Shropshire withstood the Labour tide
As a Labour whirlwind swept the nation in the 1945 general election, Shropshire's blues stood firm - except in The Wrekin.
A marginal constituency which had swapped hands several times, it fell to Labour man Ivor Thomas, who gained the seat at the expense of the Tory, Arthur Colegate. Thomas was a former railway engine cleaner who later joined the head office staff of the National Union of Railwaymen. His majority was 5,031.
Colegate had taken the seat in a by-election in September 1941, and was the only one of the 12 Shropshire candidates who was seeking re-election, all the others being new to the fray.
The by-election had been caused by the death in 1940 of Colonel James Baldwin Webb, who had drowned after a U-boat had sunk his ship.
Labour leader Clement Attlee had made a very brief contribution to the local campaign, having called at Wellington on a journey from the Labour conference in Blackpool. He left a message for local electors saying he hoped they would "repeat 1929" - the last time Labour had won the seat.
The Wrekin was the only one of the four Shropshire seats in which the Liberals did not field a candidate.
Elsewhere, the Conservatives held firm and in Shrewsbury a new MP was elected who was to be a fixture in the constituency for decades.
He was Commander John Langford Holt, aged 29, whose family home was at Port Hill, Shrewsbury. Holt had served in the Fleet Air Arm, and had taken part in an attack on the German battleship Tirpitz.
Sir John, as he became, held the Shrewsbury seat until 1983.

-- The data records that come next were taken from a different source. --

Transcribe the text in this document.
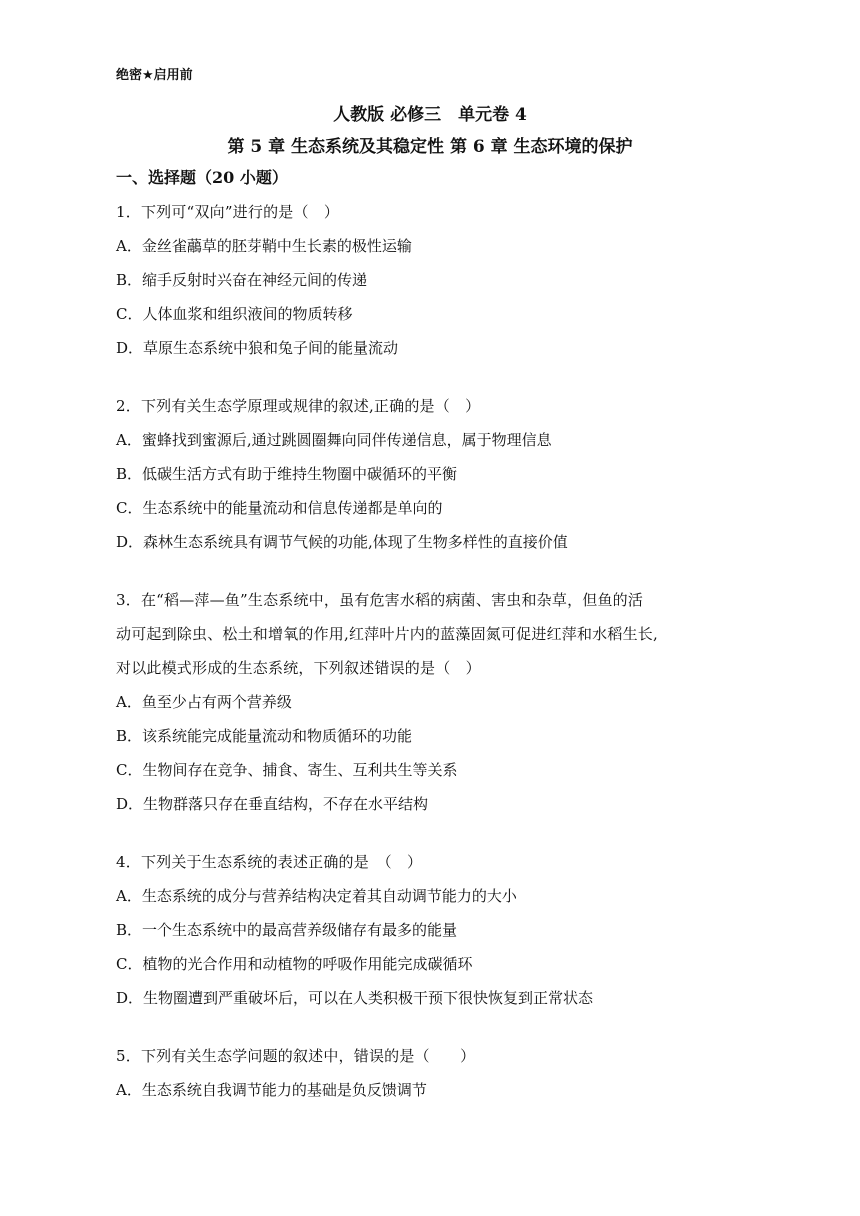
绝密★启用前
人教版 必修三　单元卷 4
第 5 章 生态系统及其稳定性 第 6 章 生态环境的保护
一、选择题（20 小题）
1．下列可“双向”进行的是（　）
A．金丝雀虉草的胚芽鞘中生长素的极性运输
B．缩手反射时兴奋在神经元间的传递
C．人体血浆和组织液间的物质转移
D．草原生态系统中狼和兔子间的能量流动
2．下列有关生态学原理或规律的叙述,正确的是（　）
A．蜜蜂找到蜜源后,通过跳圆圈舞向同伴传递信息，属于物理信息
B．低碳生活方式有助于维持生物圈中碳循环的平衡
C．生态系统中的能量流动和信息传递都是单向的
D．森林生态系统具有调节气候的功能,体现了生物多样性的直接价值
3．在“稻—萍—鱼”生态系统中，虽有危害水稻的病菌、害虫和杂草，但鱼的活
动可起到除虫、松土和增氧的作用,红萍叶片内的蓝藻固氮可促进红萍和水稻生长,
对以此模式形成的生态系统，下列叙述错误的是（　）
A．鱼至少占有两个营养级
B．该系统能完成能量流动和物质循环的功能
C．生物间存在竞争、捕食、寄生、互利共生等关系
D．生物群落只存在垂直结构，不存在水平结构
4．下列关于生态系统的表述正确的是　（　）
A．生态系统的成分与营养结构决定着其自动调节能力的大小
B．一个生态系统中的最高营养级储存有最多的能量
C．植物的光合作用和动植物的呼吸作用能完成碳循环
D．生物圈遭到严重破坏后，可以在人类积极干预下很快恢复到正常状态
5．下列有关生态学问题的叙述中，错误的是（　　）
A．生态系统自我调节能力的基础是负反馈调节
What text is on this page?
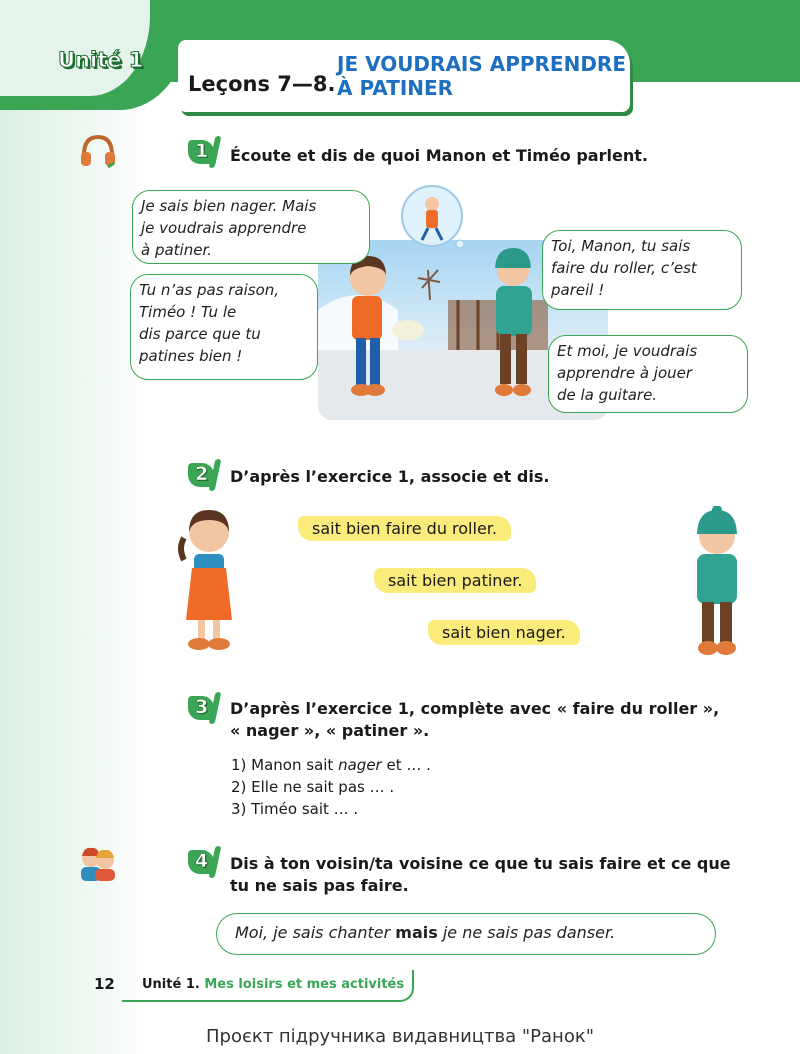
Unité 1
Leçons 7—8.
JE VOUDRAIS APPRENDRE
À PATINER
1 Écoute et dis de quoi Manon et Timéo parlent.
Je sais bien nager. Mais
je voudrais apprendre
à patiner.
Tu n’as pas raison,
Timéo ! Tu le
dis parce que tu
patines bien !
Toi, Manon, tu sais
faire du roller, c’est
pareil !
Et moi, je voudrais
apprendre à jouer
de la guitare.
2 D’après l’exercice 1, associe et dis.
sait bien faire du roller.
sait bien patiner.
sait bien nager.
3 D’après l’exercice 1, complète avec « faire du roller »,
« nager », « patiner ».
1) Manon sait nager et … .
2) Elle ne sait pas … .
3) Timéo sait … .
4 Dis à ton voisin/ta voisine ce que tu sais faire et ce que
tu ne sais pas faire.
Moi, je sais chanter mais je ne sais pas danser.
12 Unité 1. Mes loisirs et mes activités
Проєкт підручника видавництва "Ранок"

In Ludlow, there was a colourful independent farming candidate, Charles Edwards of Seifton, near Craven Arms, who had land near Acton Burnell. He had an eye-catching supporter at open air meetings - a member of his staff dressed as a cowboy and riding a horse called Jigger.
Mr Edwards said the clothes were those he wore when "learning a thing or two out in the prairies."
He polled 989 votes. Winner of the Ludlow seat was Lt Col Uvedale Corbett, who was nicknamed "Streak." He came from Stableford, near Bridgnorth. His majority over the Labour man (Squadron Leader A Parry Jones) was 7,570.
There were some eve-of-poll incidents. In Shrewsbury the Liberal cause cannot have been helped by the resignation of the treasurer of the Shrewsbury Liberal Association, Mr M.H. Burke, over the attitude of the Liberal candidate, Mr A.S. Comyns Carr, on Catholic schools.
And the Shrewsbury Conservative agent, Captain La Brum, had two tyres of his car deliberately punctured as it was parked in Fish Street, and some election labels were ripped off.
Winner of the Oswestry seat was Colonel O.B.S. Poole, for the Tories, with a majority of 8,305. Aged 34, he had a distinguished record of war service in North Africa and Europe and was a member of Lloyds insurance brokers.